14 DAY TRIAL // The covert banking Trojan DanaBot uncovered by Proofpoint in May 2018 when it began targeting Australia and Poland via malicious URLs has now moved to Europe, with new e-mail campaigns affecting Italy, Austria, Germany, and Ukraine.
According to an analysis made by ESET Research, the DanaBot banking Trojan written in Delphi has a modular structure easily expandable by the threat actors behind it via plug-ins.
Before moving to Europe, during the Australian-based campaigns, DanaBot came with four plug-ins. The VNC plug-in which would allow the attacker to connect to the victim's machine, while the stealer plug-in designed to automatically collect all passwords entered in a wide range of applications.

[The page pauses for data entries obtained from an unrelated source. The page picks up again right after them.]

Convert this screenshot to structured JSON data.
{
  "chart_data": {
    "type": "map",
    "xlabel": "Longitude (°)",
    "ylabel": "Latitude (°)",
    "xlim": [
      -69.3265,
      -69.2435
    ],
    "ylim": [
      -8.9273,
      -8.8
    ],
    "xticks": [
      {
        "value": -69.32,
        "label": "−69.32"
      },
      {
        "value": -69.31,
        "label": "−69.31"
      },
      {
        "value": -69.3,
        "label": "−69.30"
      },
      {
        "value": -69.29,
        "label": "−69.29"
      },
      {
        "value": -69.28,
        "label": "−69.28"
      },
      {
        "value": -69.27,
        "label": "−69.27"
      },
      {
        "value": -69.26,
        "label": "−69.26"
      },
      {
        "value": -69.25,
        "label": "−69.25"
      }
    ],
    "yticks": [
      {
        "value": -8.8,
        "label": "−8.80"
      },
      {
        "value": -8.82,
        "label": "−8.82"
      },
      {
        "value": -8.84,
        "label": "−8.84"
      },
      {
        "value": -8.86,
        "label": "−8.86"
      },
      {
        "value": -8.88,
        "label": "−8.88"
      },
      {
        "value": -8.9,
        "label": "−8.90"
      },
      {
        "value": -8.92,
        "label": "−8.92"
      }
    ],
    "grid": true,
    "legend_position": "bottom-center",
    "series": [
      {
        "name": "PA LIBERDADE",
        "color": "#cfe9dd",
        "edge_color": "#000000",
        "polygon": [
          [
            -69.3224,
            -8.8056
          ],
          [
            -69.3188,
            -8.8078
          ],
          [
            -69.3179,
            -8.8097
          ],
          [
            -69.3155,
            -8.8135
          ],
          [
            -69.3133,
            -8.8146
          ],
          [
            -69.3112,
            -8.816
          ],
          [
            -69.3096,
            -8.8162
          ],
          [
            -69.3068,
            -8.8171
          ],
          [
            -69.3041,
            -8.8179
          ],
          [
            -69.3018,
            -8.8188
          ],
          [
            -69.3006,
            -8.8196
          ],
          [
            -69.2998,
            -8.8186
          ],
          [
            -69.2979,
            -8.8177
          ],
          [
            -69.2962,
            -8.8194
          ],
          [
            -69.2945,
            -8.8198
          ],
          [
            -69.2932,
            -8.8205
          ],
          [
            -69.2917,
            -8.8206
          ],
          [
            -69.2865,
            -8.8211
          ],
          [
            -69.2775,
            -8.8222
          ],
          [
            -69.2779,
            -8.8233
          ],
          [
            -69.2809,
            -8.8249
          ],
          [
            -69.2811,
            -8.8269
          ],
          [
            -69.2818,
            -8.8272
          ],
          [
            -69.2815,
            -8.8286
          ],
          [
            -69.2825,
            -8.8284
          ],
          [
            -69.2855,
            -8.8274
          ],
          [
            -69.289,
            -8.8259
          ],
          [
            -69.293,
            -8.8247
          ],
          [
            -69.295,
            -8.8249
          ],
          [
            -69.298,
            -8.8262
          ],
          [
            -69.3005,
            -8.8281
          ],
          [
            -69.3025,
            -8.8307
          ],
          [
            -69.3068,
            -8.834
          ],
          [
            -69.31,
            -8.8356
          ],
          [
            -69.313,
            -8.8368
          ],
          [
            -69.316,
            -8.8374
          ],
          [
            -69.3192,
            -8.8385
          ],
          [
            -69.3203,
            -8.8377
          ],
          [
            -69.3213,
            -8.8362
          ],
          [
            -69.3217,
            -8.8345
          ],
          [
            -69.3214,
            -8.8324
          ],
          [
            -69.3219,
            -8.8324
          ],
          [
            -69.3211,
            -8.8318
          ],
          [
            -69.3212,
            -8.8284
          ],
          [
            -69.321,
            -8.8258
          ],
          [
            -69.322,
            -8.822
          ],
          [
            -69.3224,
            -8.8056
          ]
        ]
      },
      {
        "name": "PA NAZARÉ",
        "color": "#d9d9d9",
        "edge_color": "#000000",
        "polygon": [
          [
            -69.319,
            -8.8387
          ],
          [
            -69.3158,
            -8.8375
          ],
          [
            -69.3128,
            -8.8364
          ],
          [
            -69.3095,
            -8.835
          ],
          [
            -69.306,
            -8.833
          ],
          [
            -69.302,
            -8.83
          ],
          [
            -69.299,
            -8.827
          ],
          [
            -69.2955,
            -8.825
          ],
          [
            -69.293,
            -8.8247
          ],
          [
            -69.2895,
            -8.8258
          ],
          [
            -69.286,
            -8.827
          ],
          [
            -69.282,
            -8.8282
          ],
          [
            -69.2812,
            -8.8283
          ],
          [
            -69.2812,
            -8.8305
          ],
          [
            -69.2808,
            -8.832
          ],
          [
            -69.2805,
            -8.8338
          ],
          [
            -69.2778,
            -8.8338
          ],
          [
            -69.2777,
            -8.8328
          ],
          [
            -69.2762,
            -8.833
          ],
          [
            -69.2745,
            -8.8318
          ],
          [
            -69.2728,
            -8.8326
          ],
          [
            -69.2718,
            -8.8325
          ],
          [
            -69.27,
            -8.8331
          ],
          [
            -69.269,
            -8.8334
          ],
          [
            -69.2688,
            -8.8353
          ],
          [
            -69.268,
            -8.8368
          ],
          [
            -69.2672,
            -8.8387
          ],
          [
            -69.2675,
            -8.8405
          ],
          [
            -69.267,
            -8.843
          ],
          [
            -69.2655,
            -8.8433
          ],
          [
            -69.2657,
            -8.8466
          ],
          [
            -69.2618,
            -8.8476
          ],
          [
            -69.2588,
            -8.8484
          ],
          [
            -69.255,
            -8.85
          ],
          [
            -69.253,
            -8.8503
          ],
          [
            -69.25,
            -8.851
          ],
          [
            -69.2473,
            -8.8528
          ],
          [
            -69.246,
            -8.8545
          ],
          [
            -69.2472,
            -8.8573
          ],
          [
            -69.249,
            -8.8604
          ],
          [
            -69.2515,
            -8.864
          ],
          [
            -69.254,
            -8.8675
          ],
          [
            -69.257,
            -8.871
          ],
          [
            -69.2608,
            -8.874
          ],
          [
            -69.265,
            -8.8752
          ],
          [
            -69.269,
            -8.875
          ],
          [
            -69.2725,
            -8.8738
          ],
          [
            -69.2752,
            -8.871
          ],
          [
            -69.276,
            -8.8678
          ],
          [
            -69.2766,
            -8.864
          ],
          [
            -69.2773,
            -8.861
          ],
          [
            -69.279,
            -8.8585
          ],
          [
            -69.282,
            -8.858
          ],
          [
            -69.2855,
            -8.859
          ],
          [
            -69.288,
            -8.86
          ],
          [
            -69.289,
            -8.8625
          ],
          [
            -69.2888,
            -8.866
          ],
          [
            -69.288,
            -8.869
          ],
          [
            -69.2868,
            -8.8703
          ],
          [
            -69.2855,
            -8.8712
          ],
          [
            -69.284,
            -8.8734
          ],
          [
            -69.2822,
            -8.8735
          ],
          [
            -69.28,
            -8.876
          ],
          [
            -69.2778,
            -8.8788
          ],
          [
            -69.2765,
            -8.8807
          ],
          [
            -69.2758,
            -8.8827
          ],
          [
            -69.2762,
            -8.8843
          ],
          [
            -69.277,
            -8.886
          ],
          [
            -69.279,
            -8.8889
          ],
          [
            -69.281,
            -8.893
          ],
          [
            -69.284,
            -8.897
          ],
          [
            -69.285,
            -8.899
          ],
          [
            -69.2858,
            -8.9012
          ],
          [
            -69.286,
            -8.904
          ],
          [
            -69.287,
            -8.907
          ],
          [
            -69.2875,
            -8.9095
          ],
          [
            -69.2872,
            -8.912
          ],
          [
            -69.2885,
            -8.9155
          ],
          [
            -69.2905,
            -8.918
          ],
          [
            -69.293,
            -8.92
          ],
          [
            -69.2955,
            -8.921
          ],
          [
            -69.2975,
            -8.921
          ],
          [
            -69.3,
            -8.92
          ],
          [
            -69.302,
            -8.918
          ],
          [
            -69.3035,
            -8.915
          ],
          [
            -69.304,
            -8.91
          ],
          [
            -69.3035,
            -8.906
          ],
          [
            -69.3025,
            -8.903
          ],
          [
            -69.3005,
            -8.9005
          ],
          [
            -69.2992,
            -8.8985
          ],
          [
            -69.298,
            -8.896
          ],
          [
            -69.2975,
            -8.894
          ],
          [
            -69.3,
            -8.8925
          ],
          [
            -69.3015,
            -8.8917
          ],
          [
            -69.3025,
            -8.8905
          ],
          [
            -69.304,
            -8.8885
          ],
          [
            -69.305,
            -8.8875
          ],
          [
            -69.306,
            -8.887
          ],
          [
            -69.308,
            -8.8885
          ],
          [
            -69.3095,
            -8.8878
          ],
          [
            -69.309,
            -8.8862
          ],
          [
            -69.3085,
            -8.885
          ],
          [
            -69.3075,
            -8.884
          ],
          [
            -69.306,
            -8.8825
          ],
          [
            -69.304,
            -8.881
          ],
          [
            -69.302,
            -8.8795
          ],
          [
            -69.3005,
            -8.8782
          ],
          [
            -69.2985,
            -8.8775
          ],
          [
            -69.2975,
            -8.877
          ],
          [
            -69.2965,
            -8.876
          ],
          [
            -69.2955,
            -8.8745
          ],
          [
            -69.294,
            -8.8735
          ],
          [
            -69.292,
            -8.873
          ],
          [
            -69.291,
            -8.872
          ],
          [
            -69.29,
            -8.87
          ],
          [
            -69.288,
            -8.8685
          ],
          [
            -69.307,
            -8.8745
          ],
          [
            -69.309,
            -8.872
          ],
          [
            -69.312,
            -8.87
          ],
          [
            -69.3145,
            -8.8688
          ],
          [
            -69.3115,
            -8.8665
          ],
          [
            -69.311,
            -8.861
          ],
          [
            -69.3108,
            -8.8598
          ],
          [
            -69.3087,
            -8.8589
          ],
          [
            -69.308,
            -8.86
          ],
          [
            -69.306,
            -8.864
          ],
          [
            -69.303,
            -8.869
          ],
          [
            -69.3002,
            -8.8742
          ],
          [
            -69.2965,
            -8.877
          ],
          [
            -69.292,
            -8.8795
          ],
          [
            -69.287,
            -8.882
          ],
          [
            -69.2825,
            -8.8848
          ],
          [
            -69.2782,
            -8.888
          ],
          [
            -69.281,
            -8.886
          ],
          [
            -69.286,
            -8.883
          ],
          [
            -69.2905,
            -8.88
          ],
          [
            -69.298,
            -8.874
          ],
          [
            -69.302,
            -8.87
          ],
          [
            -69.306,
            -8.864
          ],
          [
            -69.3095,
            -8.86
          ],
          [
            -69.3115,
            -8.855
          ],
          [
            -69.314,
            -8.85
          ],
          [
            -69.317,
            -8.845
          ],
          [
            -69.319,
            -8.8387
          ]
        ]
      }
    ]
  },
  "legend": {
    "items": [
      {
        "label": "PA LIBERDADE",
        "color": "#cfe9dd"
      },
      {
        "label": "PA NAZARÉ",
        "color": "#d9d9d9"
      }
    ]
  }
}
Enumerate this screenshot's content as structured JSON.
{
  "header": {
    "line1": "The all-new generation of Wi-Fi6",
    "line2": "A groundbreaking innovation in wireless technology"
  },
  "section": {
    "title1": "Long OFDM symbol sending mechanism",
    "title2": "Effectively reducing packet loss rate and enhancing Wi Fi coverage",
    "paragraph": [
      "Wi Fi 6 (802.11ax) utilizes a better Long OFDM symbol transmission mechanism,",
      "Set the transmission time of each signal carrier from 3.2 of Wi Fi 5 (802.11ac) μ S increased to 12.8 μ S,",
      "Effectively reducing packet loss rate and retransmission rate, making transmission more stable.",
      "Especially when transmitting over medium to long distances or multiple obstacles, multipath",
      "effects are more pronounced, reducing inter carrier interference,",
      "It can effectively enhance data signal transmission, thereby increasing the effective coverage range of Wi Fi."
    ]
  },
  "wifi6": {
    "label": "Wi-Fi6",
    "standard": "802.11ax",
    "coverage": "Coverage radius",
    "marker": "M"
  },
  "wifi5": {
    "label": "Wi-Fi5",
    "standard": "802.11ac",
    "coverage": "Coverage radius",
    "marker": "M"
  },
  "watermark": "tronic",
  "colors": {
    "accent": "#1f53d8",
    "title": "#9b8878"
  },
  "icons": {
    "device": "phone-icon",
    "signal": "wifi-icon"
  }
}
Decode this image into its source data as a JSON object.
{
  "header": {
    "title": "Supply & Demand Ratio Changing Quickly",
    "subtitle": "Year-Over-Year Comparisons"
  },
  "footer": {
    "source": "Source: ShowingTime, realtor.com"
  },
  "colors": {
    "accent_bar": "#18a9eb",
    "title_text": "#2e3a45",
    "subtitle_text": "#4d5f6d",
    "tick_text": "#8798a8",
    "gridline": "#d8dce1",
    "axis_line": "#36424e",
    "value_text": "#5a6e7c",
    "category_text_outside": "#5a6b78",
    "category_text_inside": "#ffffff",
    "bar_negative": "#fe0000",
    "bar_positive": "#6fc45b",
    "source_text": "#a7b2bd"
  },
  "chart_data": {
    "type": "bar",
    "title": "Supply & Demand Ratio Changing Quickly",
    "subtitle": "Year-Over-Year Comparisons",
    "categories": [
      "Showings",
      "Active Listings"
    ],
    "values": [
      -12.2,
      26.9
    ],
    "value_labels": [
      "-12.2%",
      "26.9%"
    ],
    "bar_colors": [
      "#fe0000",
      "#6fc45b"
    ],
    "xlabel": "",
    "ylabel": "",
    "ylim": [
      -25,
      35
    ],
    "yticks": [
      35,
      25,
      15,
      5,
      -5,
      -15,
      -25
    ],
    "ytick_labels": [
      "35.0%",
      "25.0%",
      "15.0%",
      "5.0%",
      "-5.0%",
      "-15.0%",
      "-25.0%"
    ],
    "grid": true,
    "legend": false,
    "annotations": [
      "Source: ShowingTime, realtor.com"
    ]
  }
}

Furthermore, DanaBot's "Australian"-flavored release came with a sniffer plug-in that would inject malicious code within the websites visited by the target to steal sensitive information such as credentials and payment data, and a TOR plug-in that helped it connect to .onion sites.
The new DanaBot variant features extra support for Remote Desktop Control connectivity and 64-bit apps
Since moving to Europe, DanaBot's developers have added an RDP plug-in based on the RDPWrap open source project which adds Remote Desktop Control connectivity to Windows computers that do not come with native RDP support.
Moreover, DanaBot's Stealer plug-in has been updated to also target 64-bit software, and the TOR plug-in uses the y7zmcwurl6nphcve.onion TOR address to update the Trojan's C&C server list.
The DanaBot Trojan has expanded its European "market" from Poland to Italy, Germany, Austria, and Ukraine at the beginning of September 2018, spreading as a malicious invoice with an infected attachment and using the Brushaloader PowerShell and VBS script combination.
At the moment the new variant of DanaBot targets a combination of banking domains, cryptocurrency wallets, software, and webmails, and it has 17 different servers serving its malicious payload around the world.